Tuesday, March 8, 2011


Yesterday's post mentioned on of the recent YA controversies; however, it is far from the only controversy in the field of Young Adult Literature. It seems almost every other week people are arguing about something: Boy Books, the B***** List, Feminism, Violence, Sex, and sooo much more. It seems you can't mention a popular YA book without some controversy popping up.

Why? Why is YA so ridiculously controversial? MG rarely has this problem, with the exception of some misled people thinking Harry Potter is of the devil. Adult books have controversy but the controversy is never about whether its ok for adult books to discuss topics or whether something is appropriate or too much. So why is the controversy all in YA?

Well I think the real answer to this is that MG is determinedly PG or low PG-13. Adult books have free range to be anything from G to NC-17. But YA books....oh YA books. Some are cleanly G. Some are NC-17. Most I would argue are safely PG-13. And they are aimed at teenagers, which is a group of people as widely diverse as any can be.

We want to keep our kids safe. We want to teach them good things. But kids don't always live in a safe world. They don't always do good things. Where is the line in portraying the world as it is and portraying the lessons and world views we want teens to have? Where is the line in wanting to keep our kids safe and wanting to censor them?

My parents never limited what I read. My parents really had no idea what I was reading, not because they were bad parents, but because they couldn't. I just read too much. But on the other hand, I didn't read YA books (by choice) as a teen. I solidly and steadily read adult books--most of which were safely PG-13. But my little sister read A LOT of YA books as a teen, and I tried my best to read them all--to keep up with what she was reading, and I have to say I was stunned by the messages I felt YA was giving, messages that I didn't feel were in adult books--messages that I felt were detrimental and hurtful to a female teenager's mind.

I would try to talk to my sister about these books--try to give her better books to read, better YA books with awesome messages, but she didn't want anything to do with a book I recommended to her--she still doesn't.

And therein lies the crux of all YA controversies.

We're trying to protect people who don't want to be protected.

And so YA is always going to have controversy. Parents are always going to try to shelter their kids. Teens are always going to push back on those protections.

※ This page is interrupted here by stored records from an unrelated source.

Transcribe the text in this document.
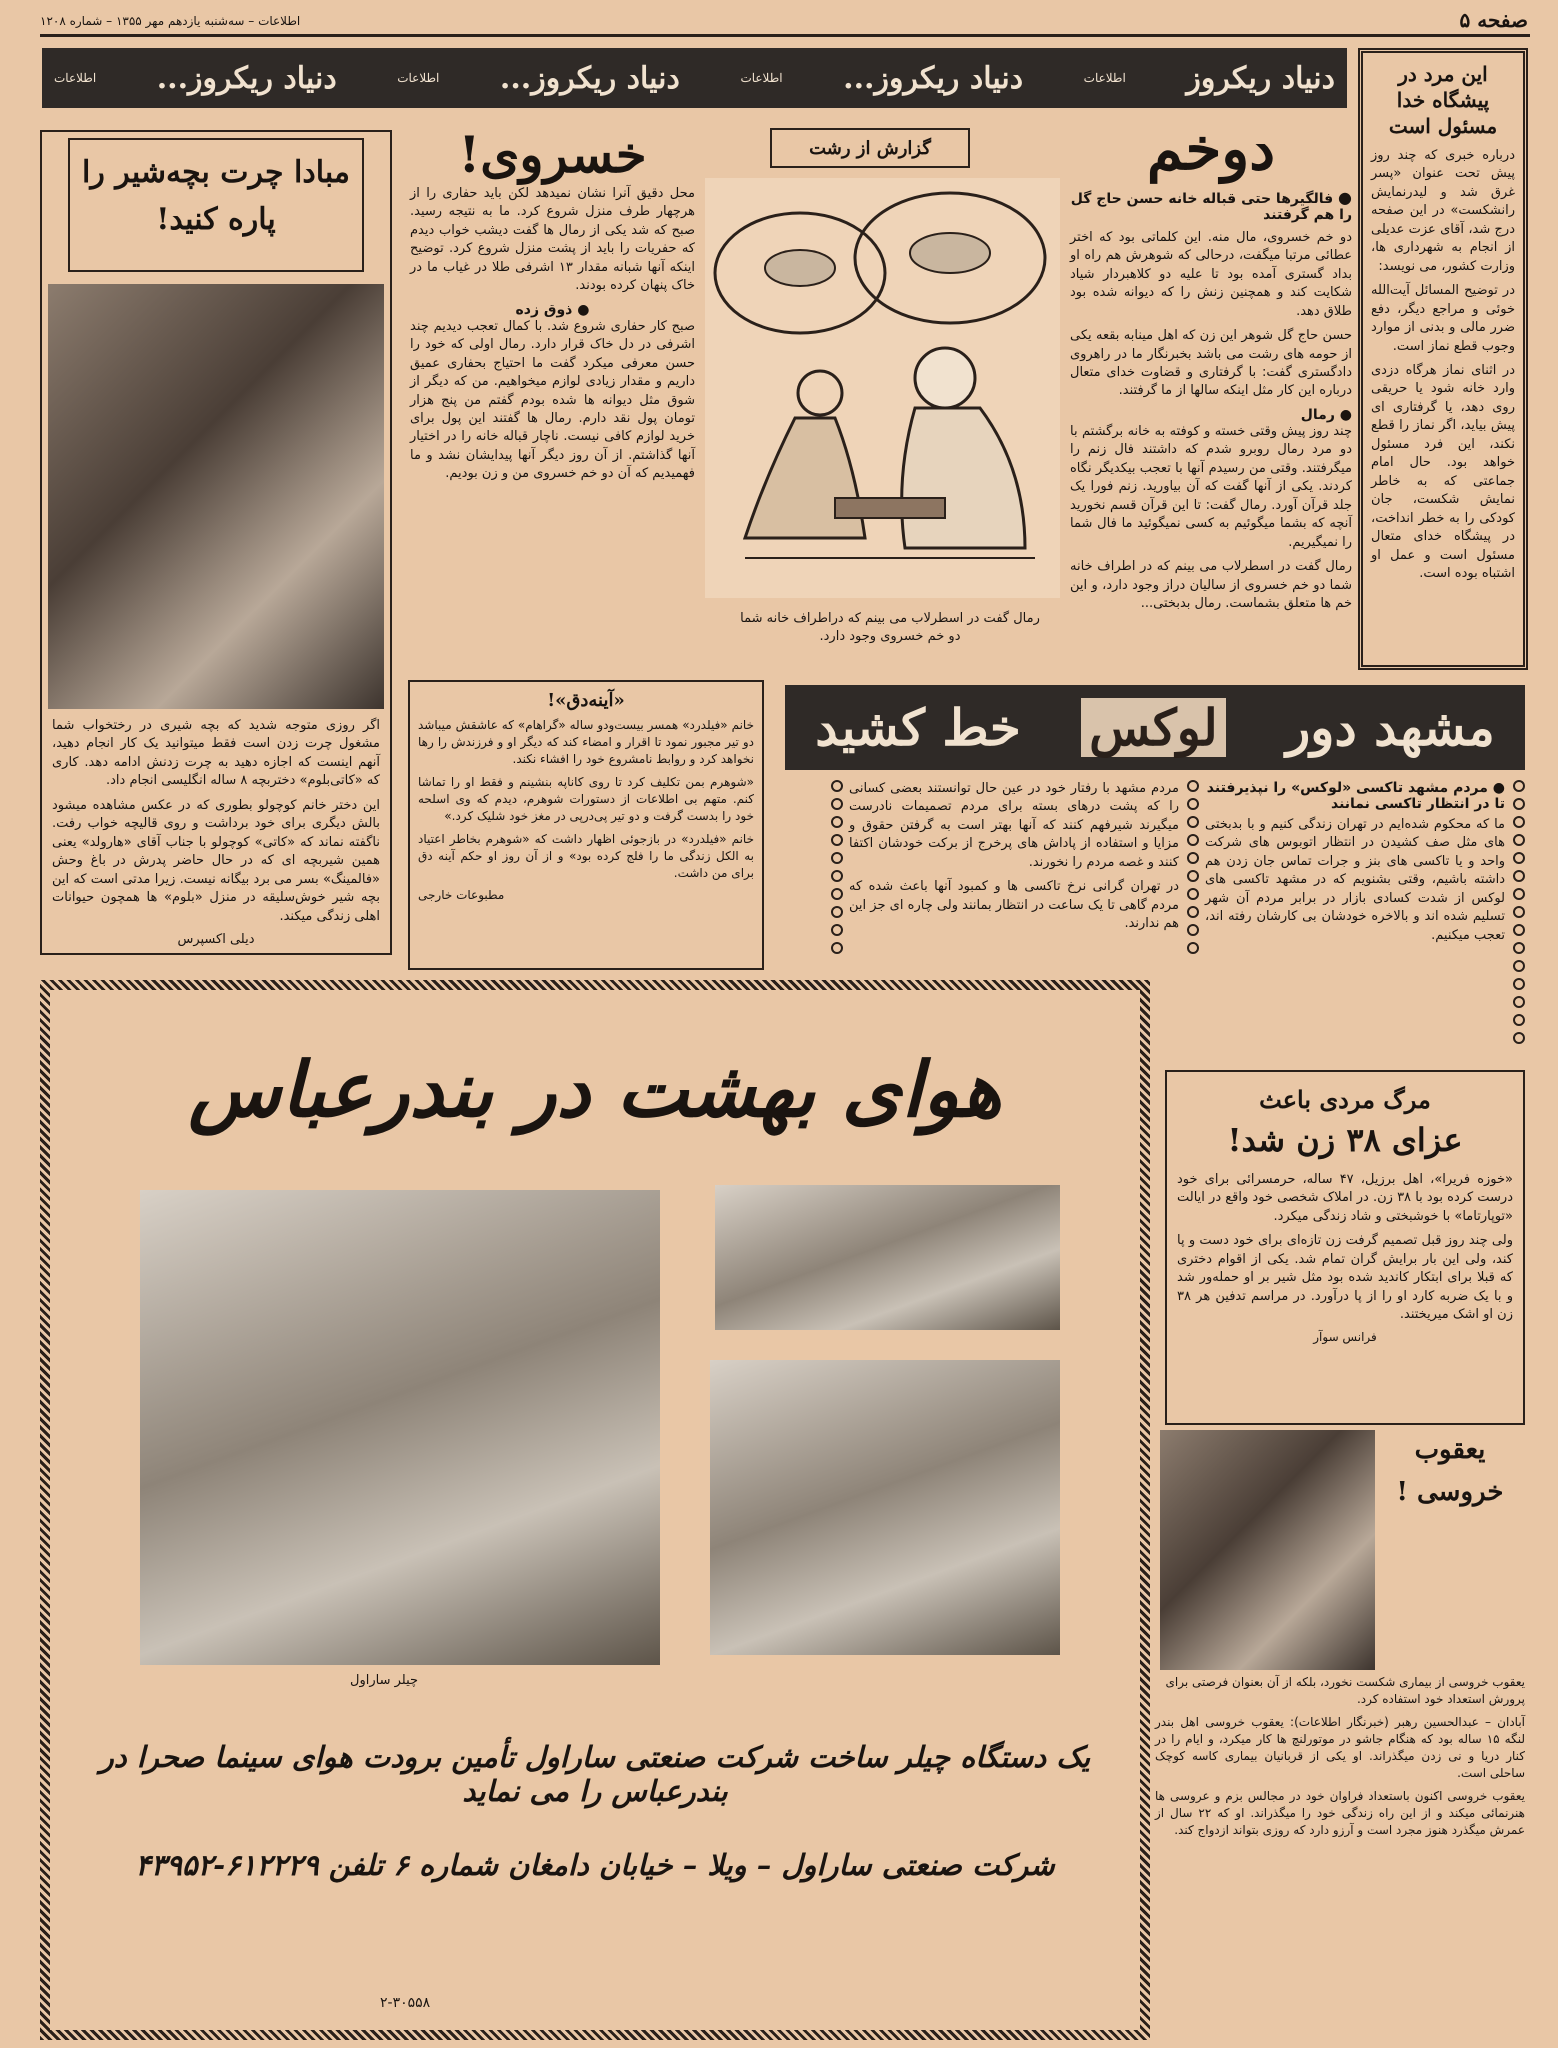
صفحه ۵
اطلاعات – سه‌شنبه یازدهم مهر ۱۳۵۵ – شماره ۱۲۰۸
دنیاد ریکروز
اطلاعات
دنیاد ریکروز...
اطلاعات
دنیاد ریکروز...
اطلاعات
دنیاد ریکروز...
اطلاعات	این مرد در پیشگاه خدا مسئول است

درباره خبری که چند روز پیش تحت عنوان «پسر غرق شد و لیدرنمایش رانشکست» در این صفحه درج شد، آقای عزت عدیلی از انجام به شهرداری ها، وزارت کشور، می نویسد:

در توضیح المسائل آیت‌الله خوئی و مراجع دیگر، دفع ضرر مالی و بدنی از موارد وجوب قطع نماز است.

در اثنای نماز هرگاه دزدی وارد خانه شود یا حریقی روی دهد، یا گرفتاری ای پیش بیاید، اگر نماز را قطع نکند، این فرد مسئول خواهد بود. حال امام جماعتی که به خاطر نمایش شکست، جان کودکی را به خطر انداخت، در پیشگاه خدای متعال مسئول است و عمل او اشتباه بوده است.

دوخم
● فالگیرها حتی قباله خانه حسن حاج گل را هم گرفتند

دو خم خسروی، مال منه. این کلماتی بود که اختر عطائی مرتبا میگفت، درحالی که شوهرش هم راه او بداد گستری آمده بود تا علیه دو کلاهبردار شیاد شکایت کند و همچنین زنش را که دیوانه شده بود طلاق دهد.

حسن حاج گل شوهر این زن که اهل مینابه بقعه یکی از حومه های رشت می باشد بخبرنگار ما در راهروی دادگستری گفت: با گرفتاری و قضاوت خدای متعال درباره این کار مثل اینکه سالها از ما گرفتند.

● رمال

چند روز پیش وقتی خسته و کوفته به خانه برگشتم با دو مرد رمال روبرو شدم که داشتند فال زنم را میگرفتند. وقتی من رسیدم آنها با تعجب بیکدیگر نگاه کردند. یکی از آنها گفت که آن بیاورید. زنم فورا یک جلد قرآن آورد. رمال گفت: تا این قرآن قسم نخورید آنچه که بشما میگوئیم به کسی نمیگوئید ما فال شما را نمیگیریم.

رمال گفت در اسطرلاب می بینم که در اطراف خانه شما دو خم خسروی از سالیان دراز وجود دارد، و این خم ها متعلق بشماست. رمال بدبختی...

گزارش از رشت
رمال گفت در اسطرلاب می بینم که دراطراف خانه شما دو خم خسروی وجود دارد.
خسروی!

محل دقیق آنرا نشان نمیدهد لکن باید حفاری را از هرچهار طرف منزل شروع کرد. ما به نتیجه رسید. صبح که شد یکی از رمال ها گفت دیشب خواب دیدم که حفریات را باید از پشت منزل شروع کرد. توضیح اینکه آنها شبانه مقدار ۱۳ اشرفی طلا در غیاب ما در خاک پنهان کرده بودند.

● ذوق زده

صبح کار حفاری شروع شد. با کمال تعجب دیدیم چند اشرفی در دل خاک قرار دارد. رمال اولی که خود را حسن معرفی میکرد گفت ما احتیاج بحفاری عمیق داریم و مقدار زیادی لوازم میخواهیم. من که دیگر از شوق مثل دیوانه ها شده بودم گفتم من پنج هزار تومان پول نقد دارم. رمال ها گفتند این پول برای خرید لوازم کافی نیست. ناچار قباله خانه را در اختیار آنها گذاشتم. از آن روز دیگر آنها پیدایشان نشد و ما فهمیدیم که آن دو خم خسروی من و زن بودیم.

مبادا چرت بچه‌شیر را پاره کنید!

اگر روزی متوجه شدید که بچه شیری در رختخواب شما مشغول چرت زدن است فقط میتوانید یک کار انجام دهید، آنهم اینست که اجازه دهید به چرت زدنش ادامه دهد. کاری که «کاتی‌بلوم» دختربچه ۸ ساله انگلیسی انجام داد.

این دختر خانم کوچولو بطوری که در عکس مشاهده میشود بالش دیگری برای خود برداشت و روی قالیچه خواب رفت. ناگفته نماند که «کاتی» کوچولو با جناب آقای «هارولد» یعنی همین شیربچه ای که در حال حاضر پدرش در باغ وحش «فالمینگ» بسر می برد بیگانه نیست. زیرا مدتی است که این بچه شیر خوش‌سلیقه در منزل «بلوم» ها همچون حیوانات اهلی زندگی میکند.

دیلی اکسپرس
«آینه‌دق»!

خانم «فیلدرد» همسر بیست‌ودو ساله «گراهام» که عاشقش میباشد دو تیر مجبور نمود تا اقرار و امضاء کند که دیگر او و فرزندش را رها نخواهد کرد و روابط نامشروع خود را افشاء نکند.

«شوهرم بمن تکلیف کرد تا روی کاناپه بنشینم و فقط او را تماشا کنم. متهم بی اطلاعات از دستورات شوهرم، دیدم که وی اسلحه خود را بدست گرفت و دو تیر پی‌درپی در مغز خود شلیک کرد.»

خانم «فیلدرد» در بازجوئی اظهار داشت که «شوهرم بخاطر اعتیاد به الکل زندگی ما را فلج کرده بود» و از آن روز او حکم آینه دق برای من داشت.

مطبوعات خارجی
مشهد دور
لوکس
خط کشید
● مردم مشهد تاکسی «لوکس» را نپذیرفتند تا در انتظار تاکسی نمانند

ما که محکوم شده‌ایم در تهران زندگی کنیم و با بدبختی های مثل صف کشیدن در انتظار اتوبوس های شرکت واحد و یا تاکسی های بنز و جرات تماس جان زدن هم داشته باشیم، وقتی بشنویم که در مشهد تاکسی های لوکس از شدت کسادی بازار در برابر مردم آن شهر تسلیم شده اند و بالاخره خودشان بی کارشان رفته اند، تعجب میکنیم.

مردم مشهد با رفتار خود در عین حال توانستند بعضی کسانی را که پشت درهای بسته برای مردم تصمیمات نادرست میگیرند شیرفهم کنند که آنها بهتر است به گرفتن حقوق و مزایا و استفاده از پاداش های پرخرج از برکت خودشان اکتفا کنند و غصه مردم را نخورند.

در تهران گرانی نرخ تاکسی ها و کمبود آنها باعث شده که مردم گاهی تا یک ساعت در انتظار بمانند ولی چاره ای جز این هم ندارند.

مرگ مردی باعث
عزای ۳۸ زن شد!

«خوزه فریرا»، اهل برزیل، ۴۷ ساله، حرمسرائی برای خود درست کرده بود با ۳۸ زن. در املاک شخصی خود واقع در ایالت «توپارتاما» با خوشبختی و شاد زندگی میکرد.

ولی چند روز قبل تصمیم گرفت زن تازه‌ای برای خود دست و پا کند، ولی این بار برایش گران تمام شد. یکی از اقوام دختری که قبلا برای ابتکار کاندید شده بود مثل شیر بر او حمله‌ور شد و با یک ضربه کارد او را از پا درآورد. در مراسم تدفین هر ۳۸ زن او اشک میریختند.

فرانس سوآر
یعقوب
خروسی !
یعقوب خروسی از بیماری شکست نخورد، بلکه از آن بعنوان فرصتی برای پرورش استعداد خود استفاده کرد.

آبادان – عبدالحسین رهبر (خبرنگار اطلاعات): یعقوب خروسی اهل بندر لنگه ۱۵ ساله بود که هنگام جاشو در موتورلنچ ها کار میکرد، و ایام را در کنار دریا و نی زدن میگذراند. او یکی از قربانیان بیماری کاسه کوچک ساحلی است.

یعقوب خروسی اکنون باستعداد فراوان خود در مجالس بزم و عروسی ها هنرنمائی میکند و از این راه زندگی خود را میگذراند. او که ۲۲ سال از عمرش میگذرد هنوز مجرد است و آرزو دارد که روزی بتواند ازدواج کند.

هوای بهشت در بندرعباس
چیلر ساراول
یک دستگاه چیلر ساخت شرکت صنعتی ساراول تأمین برودت هوای سینما صحرا در بندرعباس را می نماید
شرکت صنعتی ساراول – ویلا – خیابان دامغان شماره ۶ تلفن ۶۱۲۲۲۹-۴۳۹۵۲
۲-۳۰۵۵۸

Anyway, I mention all this because in the coming weeks I might do a few posts on some of the controversies out there and my often strange feelings about them. I've mentioned this before but I was a really strange, logical, rational teenager. This often causes me to have really strange opinions on things because when I look back at the olden days when I was in teen at the turn of the century (that's right I get to say that), I remember how coolly logical my thoughts were. But I recognize now that most females under twenty aren't like that (at the time it frankly baffled me).

So I hope you don't mind as in the next few weeks we explore the random opinions of this crazy writer. And if you have any controversies you would like my two cents on please leave them in the comments. Though lets please keep them at least loosely related to books.


  1. I had a friend who wouldn't allow his kids to read Harry Potter because it had witchcraft in it.

  2. My parents almost stopped me from reading Harry Potter. We had a long serious conversation when I was fourteen years old (right before Book 4 came out) about whether or not I should read the books. Luckily for me, my parents are rational people and saw that Harry Potter is no more evil than LOTR or The Once and Future King. I guess I'm just blessed with awesome rational parents like that.